MINNEAPOLIS (CN) — An Ethiopian woman who killed her abusive husband is seeking to change Minnesota’s pardon system but may have an uphill battle ahead of her.
Amreya Shefa’s case drew the attention of local media in 2019 when she sought a pardon for her 2014 manslaughter conviction. Shefa killed husband Habibi Tesema late in 2013, a year after he brought her and their two children into the U.S. from Ethiopia.
In the year following her arrival, Tesema imprisoned Shefa and raped her regularly in the family’s home in the Minneapolis suburb of Richfield. The stabbing death of Tesema was ruled to be a case of excessive force in self-defense.
Shefa completed a five-year prison term in 2019, but has been in the custody of Immigration and Customs Enforcement at the Kandiyohi County Jail in Willmar, Minnesota ever since. ICE plans to deport Shefa to Ethiopia, where she has said she fears persecution for her religion. Shefa is Muslim.
Shefa sought a pardon in June 2019, appearing via phone from jail before the Minnesota Board of Pardons. The board postponed a decision, but Chief Justice Lorie Gildea of the Minnesota Supreme Court, a board member, said she would not support a pardon for Shefa.
Gildea’s effective veto of a pardon led Shefa to file a complaint Thursday in Hennepin County District Court, seeking an injunction that would place the pardon process entirely in Governor Tim Walz’ hands.
Minnesota’s pardon process has been a point of growing debate in the last few years. Hennepin County Judge Kevin Burke wrote to Walz, Attorney General Keith Ellison and Lieutenant Governor Peggy Flanagan in 2018 to address what he saw as a “compassion problem” in the pardon process that leaves many pardon applicants stymied by administrators before ever getting to address the board.
Walz himself has said he’s concerned with the pardon process, which Burke noted pardoned only 13 people in 2017. 2019 saw slightly more pardons at 14. Most of those were for nonviolent offenses and none addressed convictions from later than 2004.
Pardons are rare in many states, and while Minnesota is not the most conservative with its pardons, it pales in comparison to states like Alabama where hundreds of pardons are granted each year.
Walz and Burke expressed concern with the bureaucracy that prevents many applicants from ever reaching the pardon board, but Shefa’s complaint takes a different angle, challenging the power of the board itself.
The board was established in the state constitution, which states: “The governor in conjunction with the board of pardons has power to grant reprieves and pardons after conviction for an offense against the state except in cases of impeachment.”
While that provision doesn’t give any member veto power, the state Legislature enacted a statute early in Minnesota’s history that requires a unanimous vote to grant a pardon. That statute, Shefa’s complaint said, improperly gives power that should belong to the governor to the other two members.
David Schultz, a law and political science professor at Hamline University and the University of Minnesota, said he is skeptical of Shefa’s argument.

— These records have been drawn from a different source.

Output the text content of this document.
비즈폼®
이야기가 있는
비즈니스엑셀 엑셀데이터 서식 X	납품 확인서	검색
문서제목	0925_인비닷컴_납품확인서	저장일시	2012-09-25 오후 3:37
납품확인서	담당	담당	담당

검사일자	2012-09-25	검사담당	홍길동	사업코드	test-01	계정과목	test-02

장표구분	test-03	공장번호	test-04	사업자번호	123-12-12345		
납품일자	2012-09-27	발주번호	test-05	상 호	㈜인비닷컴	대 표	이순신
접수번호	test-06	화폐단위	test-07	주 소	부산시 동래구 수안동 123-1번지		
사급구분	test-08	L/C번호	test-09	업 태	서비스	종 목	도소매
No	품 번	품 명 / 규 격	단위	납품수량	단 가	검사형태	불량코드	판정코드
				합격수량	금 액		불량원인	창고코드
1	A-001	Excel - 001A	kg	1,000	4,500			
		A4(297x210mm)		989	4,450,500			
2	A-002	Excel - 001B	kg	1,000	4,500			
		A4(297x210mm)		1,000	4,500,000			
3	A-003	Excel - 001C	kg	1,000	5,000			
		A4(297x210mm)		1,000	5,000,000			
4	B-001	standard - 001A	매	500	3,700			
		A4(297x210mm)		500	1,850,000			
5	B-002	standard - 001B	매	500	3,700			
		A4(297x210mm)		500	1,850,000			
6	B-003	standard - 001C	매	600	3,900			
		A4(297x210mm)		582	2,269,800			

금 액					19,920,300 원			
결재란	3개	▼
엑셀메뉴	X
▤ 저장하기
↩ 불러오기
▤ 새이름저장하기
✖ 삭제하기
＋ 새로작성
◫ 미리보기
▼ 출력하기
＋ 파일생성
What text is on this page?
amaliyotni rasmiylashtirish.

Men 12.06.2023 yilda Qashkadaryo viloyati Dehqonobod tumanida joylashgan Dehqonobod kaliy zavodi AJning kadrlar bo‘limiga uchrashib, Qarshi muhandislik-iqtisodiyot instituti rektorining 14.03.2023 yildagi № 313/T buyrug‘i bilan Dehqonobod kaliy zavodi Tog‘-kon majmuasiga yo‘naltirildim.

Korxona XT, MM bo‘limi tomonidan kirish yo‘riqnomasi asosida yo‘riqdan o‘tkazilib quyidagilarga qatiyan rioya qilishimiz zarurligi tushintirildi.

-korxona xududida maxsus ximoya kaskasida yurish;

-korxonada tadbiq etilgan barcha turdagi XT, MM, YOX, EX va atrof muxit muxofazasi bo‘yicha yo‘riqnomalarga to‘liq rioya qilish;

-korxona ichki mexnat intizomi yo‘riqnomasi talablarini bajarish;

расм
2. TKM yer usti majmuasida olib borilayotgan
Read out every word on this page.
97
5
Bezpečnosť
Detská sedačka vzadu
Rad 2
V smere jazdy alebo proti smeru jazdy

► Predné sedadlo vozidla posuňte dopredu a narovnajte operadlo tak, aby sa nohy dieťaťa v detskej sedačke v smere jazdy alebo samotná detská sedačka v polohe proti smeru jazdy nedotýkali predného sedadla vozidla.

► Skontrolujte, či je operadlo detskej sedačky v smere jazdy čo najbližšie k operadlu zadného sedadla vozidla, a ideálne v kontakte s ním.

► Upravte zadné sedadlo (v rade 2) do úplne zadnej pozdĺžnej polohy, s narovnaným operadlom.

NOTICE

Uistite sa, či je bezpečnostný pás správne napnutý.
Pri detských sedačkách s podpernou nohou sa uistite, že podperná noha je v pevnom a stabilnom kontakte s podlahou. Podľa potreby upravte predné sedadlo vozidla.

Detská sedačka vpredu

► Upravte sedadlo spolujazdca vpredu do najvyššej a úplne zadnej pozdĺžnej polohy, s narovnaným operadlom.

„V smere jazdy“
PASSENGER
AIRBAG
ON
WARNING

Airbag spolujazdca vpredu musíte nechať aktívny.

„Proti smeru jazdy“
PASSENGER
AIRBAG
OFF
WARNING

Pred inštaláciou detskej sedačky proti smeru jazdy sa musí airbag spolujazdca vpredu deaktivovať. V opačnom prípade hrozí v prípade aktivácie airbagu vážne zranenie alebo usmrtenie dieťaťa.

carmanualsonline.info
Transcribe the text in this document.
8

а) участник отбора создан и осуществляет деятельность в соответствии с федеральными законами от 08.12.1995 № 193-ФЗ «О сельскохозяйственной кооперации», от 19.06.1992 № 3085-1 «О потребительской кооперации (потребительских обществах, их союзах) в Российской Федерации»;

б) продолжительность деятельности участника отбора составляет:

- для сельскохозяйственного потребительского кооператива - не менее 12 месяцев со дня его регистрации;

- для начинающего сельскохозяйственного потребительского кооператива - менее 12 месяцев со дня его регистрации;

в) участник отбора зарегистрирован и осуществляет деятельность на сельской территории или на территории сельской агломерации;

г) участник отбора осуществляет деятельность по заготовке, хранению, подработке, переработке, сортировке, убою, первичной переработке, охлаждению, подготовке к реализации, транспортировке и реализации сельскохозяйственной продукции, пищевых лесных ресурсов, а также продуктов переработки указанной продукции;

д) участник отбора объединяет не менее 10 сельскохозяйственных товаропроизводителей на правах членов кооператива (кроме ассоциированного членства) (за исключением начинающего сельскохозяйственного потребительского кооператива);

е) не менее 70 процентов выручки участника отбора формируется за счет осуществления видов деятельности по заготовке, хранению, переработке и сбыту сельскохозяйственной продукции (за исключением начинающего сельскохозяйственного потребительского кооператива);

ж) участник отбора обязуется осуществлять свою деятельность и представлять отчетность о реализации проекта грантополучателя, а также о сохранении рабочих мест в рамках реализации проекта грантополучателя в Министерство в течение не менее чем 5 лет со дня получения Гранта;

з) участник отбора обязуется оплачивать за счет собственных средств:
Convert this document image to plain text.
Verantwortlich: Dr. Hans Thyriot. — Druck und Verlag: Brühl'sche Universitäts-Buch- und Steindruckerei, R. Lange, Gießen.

“The plain language does not support a claim that the pardoning power is solely vested in the governor. There is no express language in the Constitution that declares that. I cannot see any clear language or case law that cites or supports the complainant’s reading or construction,” Schultz said. “I think the district court blew it when they convicted her, and when the jury convicted her, but that’s another story entirely.”
Former state Attorney General Mike Hatch, a Democrat who served in the position from 1999 to 2007, was also skeptical of Shefa’s chances.
“She’s going to have a tough time on that,” he said. “It’s a sympathetic case, but she’s going to have a tough time.”
Violent crimes are rarely pardoned, Hatch added, noting that a large number of the pardons actually granted while he was on the board were for unwitting or unwilling accessories to drug cases.
Hatch said while the unanimous-decision requirement can be onerous, full executive pardoning power can too. One of his own earliest pardon board cases, he said, involved a similarly situated domestic-violence survivor.
Hatch supported a pardon but neither other board member did. That woman eventually got a pardon after both those members left their positions — a luxury Shefa likely won’t have.
But Hatch also cited an example from early in Minnesota’s history, when no unanimous vote was required, where a governor overruled the objections of a chief justice to deny a pardon to a man who narrowly escaped a racist mob in Duluth and was convicted on what now appear to have been groundless charges.
Jerry Blackwell of the Minneapolis firm Blackwell Burke is now seeking a posthumous pardon for that man.
Another former pardon board member, Hatch said, refused to grant any pardons after he and his fellow board members were the subjects of media outcry over a pardon given to a political ally.
“Which was tragic,” Hatch said, “because there are some people who should have a pardon.”
Shefa’s attorney, Andrew Crowder of Blackwell Burke, did not immediately respond to a request for comment. The first hearing in the case is scheduled for May 22 before Hennepin County Judge Edward Wahl.